Being a Norwich fan living on the Isle of Wight means I don’t get to go to as many games as
I would like, but it puts me at a distinct advantage when my team come down to the south coast to play the local teams.
So, armed with Ant Ward, Andy Ward, and Darren Hall off we set on the 6.10pm boat and we still had time for Burger King and for Wardy (that’s Andy, not Ant) to realise he didn’t have enough clothes on and then discover all the shops were shut for bank holiday Monday.
Luckily I’m a Fratton Park veteran. Three layers, hat, job done.
We grab a taxi to the ground and buy a programme on the way into Fortress Fratton. Well, it’s more like a ramshackle shed, but a lovable one – and the fans are always loud and top notch.
However, the blue and white army are a little subdued tonight and seem happy to let us have our moment in the spotlight as the 3000 Canaries, and several of them are wishing our fans ‘good luck’ as we enter.
Cardiff’s 3-0 capitulation to mid-table-mediocrity-specialists Middlesborough mean that a win will guarantee us promotion. No one’s saying it out loud but the crowd outside the ground are buzzing as we enter the away end.
Last time I was stood in the Milton End it had no roof, it rained, and there were roughly 1000 of us crammed into the corner as we lost 3-2 to a Paul Merson-led team.
This time we have the whole stand, with roof, and more inflatable toys than a porn convention.
Kick-off and the noise in our end grows to a tumultuous level. One of the first ballads is our own “E-I-E-I-O”. If you don’t know why then you’ve never been to the farming capital of the world.
The first half isn’t much to write home about, but we’re in good voice and keep it up until half time. Then it takes me twenty five minutes to circumnavigate the toilet and the food stall. Which has NO food. Or hot drinks. This causes several arguments among the fans and the stewards!
The second half erupts as Simeon Jackson stoops to head home a David Fox five minutes in, and – as I’m returning from the loo/food stall I manage to run down into the corner the players are celebrating in and snap a couple of pictures.
The rest of the game is a bit of a nervous blur.

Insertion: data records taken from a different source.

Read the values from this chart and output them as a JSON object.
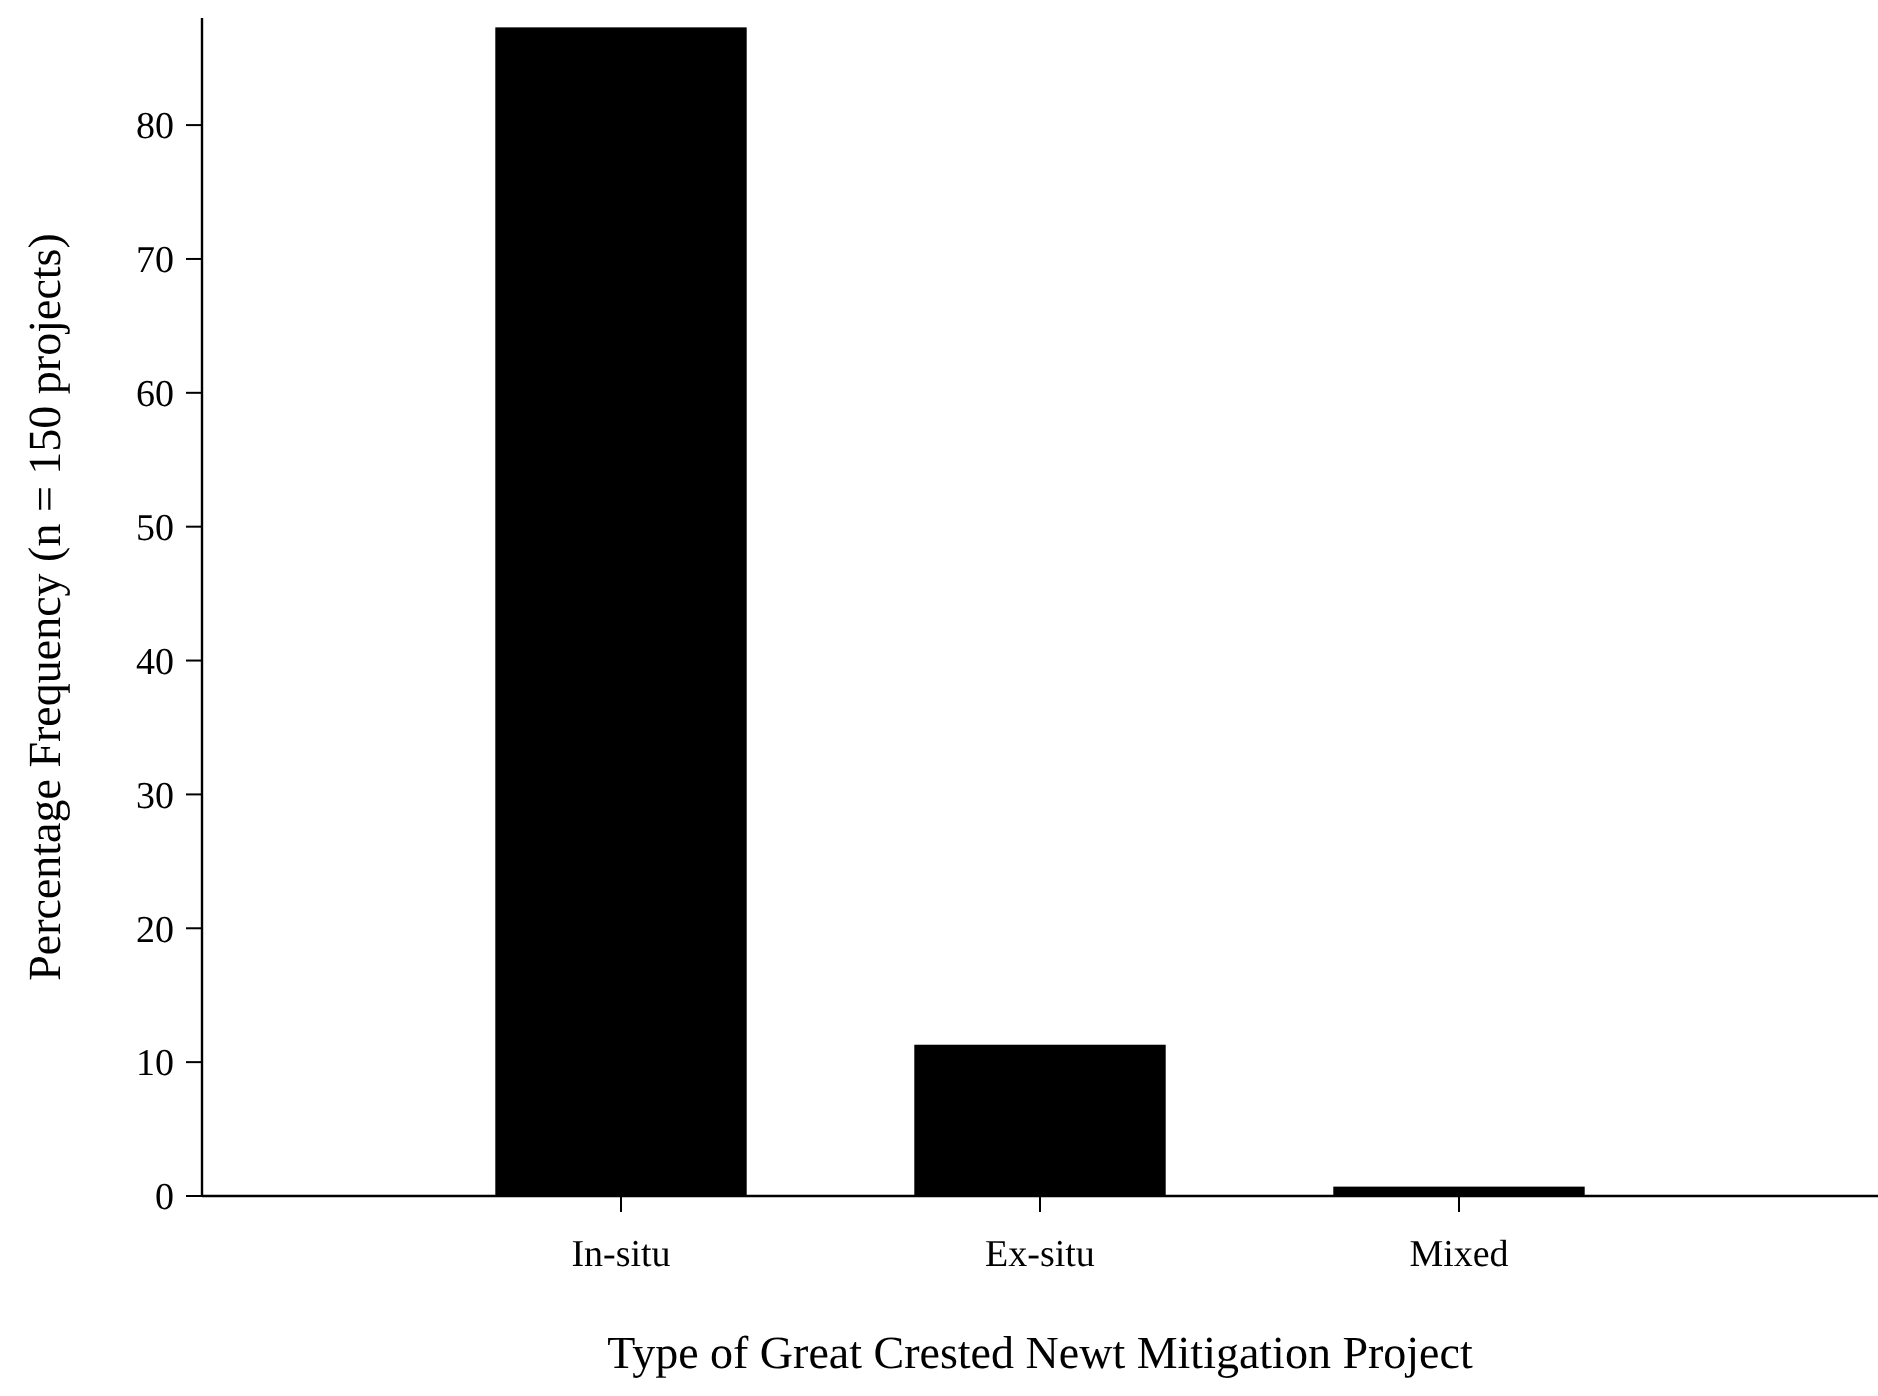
{
  "chart_data": {
    "type": "bar",
    "xlabel": "Type of Great Crested Newt Mitigation Project",
    "ylabel": "Percentage Frequency (n = 150 projects)",
    "categories": [
      "In-situ",
      "Ex-situ",
      "Mixed"
    ],
    "values": [
      87.3,
      11.3,
      0.7
    ],
    "color": "#000000",
    "ylim": [
      0,
      88
    ],
    "yticks": [
      0,
      10,
      20,
      30,
      40,
      50,
      60,
      70,
      80
    ]
  }
}
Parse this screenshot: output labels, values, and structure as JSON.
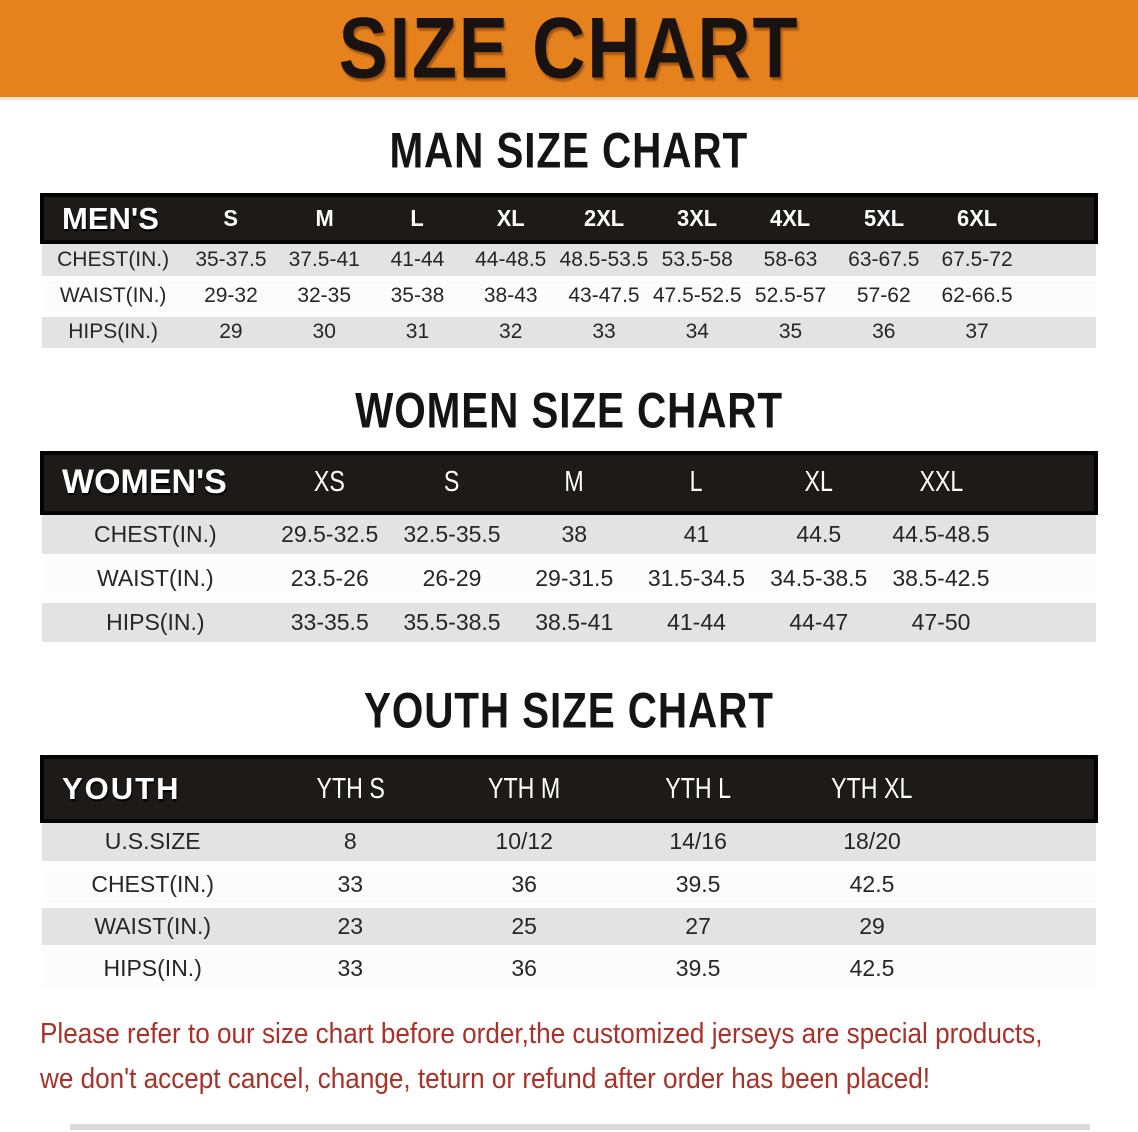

The guy next to me talks my ear off while Wardy and the others laugh in my other one, while I try to concentrate on the game and watch Norwich soak up a few attacks from Pompey that are going nowhere.
On the other side, we press and press, and Jackson should have scored again.
94 minutes are finally up, we clear the ball from defence, the referee blows his whistle, the
players run towards us, they slide along the ground, the stewards attempt to hold us back, but soon there are easily a thousand Canaries on the pitch dancing and celebrating with the players as we watch from the seats, snapping photos and taking videos.
It’s been a great night, and we are Premier League again after a 6 year hiatus.
I feel for the Norwich fans for their long journey home, although they probably won’t be complaining too much as they dream of trips to Old Trafford, The Emirates, and Anfield.
I get home just after 11pm and flick on my recording of Sky Tv. Fast forwarding to the goal I manage to catch myself as I emerge at the top of the stairs to take a photo…
…and promptly start falling down them as I jump up in celebration with everyone around me.
If you’re going to be a clown on live TV, then do it properly.